Guillén, who was assigned to 3rd Cavalry Regiment, was last seen in the parking lot of her barracks at Fort Hood on April 22. Her car and room keys, identification and wallet were found in an armory room where she had worked earlier in the day, but her cell phone is missing.
Fort Hood started an investigation into the sexual harassment claim on June 18. But Guillén did not report the harassment to her superiors for fear of retaliation.

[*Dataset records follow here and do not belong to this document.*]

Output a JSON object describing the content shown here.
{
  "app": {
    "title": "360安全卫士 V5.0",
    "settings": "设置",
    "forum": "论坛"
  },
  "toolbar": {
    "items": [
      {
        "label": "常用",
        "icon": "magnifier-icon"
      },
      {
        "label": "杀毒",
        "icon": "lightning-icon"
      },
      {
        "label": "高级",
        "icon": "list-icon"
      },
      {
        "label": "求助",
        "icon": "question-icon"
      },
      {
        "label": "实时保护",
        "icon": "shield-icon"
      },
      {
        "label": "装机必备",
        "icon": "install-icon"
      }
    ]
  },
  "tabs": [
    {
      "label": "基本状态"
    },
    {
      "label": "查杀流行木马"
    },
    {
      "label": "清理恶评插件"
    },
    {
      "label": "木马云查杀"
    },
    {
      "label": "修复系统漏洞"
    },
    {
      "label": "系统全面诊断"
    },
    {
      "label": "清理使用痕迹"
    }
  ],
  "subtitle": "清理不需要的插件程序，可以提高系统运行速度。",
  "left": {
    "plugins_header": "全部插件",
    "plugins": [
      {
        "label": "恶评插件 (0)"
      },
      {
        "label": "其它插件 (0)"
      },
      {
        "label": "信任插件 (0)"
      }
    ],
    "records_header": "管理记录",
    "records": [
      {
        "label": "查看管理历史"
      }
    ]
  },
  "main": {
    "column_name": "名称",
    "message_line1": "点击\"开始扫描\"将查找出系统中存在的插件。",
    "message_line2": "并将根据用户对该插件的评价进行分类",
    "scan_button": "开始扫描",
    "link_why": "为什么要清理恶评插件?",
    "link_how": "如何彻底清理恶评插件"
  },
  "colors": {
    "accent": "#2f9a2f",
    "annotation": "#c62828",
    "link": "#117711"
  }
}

Before leaving Texas, Gloria Guillén, Vanessa’s mother, said if her daughter comes up dead, she wants Fort Hood to be closed. Paramedics were called to Gloria’s hotel room on Tuesday as she showed symptoms of a possible heart attack.
According to the Army Criminal Investigation Command, the criminal investigation is still ongoing and open.
“There is still a lot of investigative work to be done and we ask for the public and media’s patience,” Grey said. “There are obviously pieces of information and evidence that cannot be shared with the public during an active criminal investigation. Doing so can seriously jeopardize the charging and successful prosecution of individuals. When important investigative information is prematurely released, criminals can and will destroy evidence, conspire to change their stories, build false alibis, etc.”
U.S. Rep. Tulsi Gabbard (D, Hawaii) was also present at the news conference in support of Guillén’s family.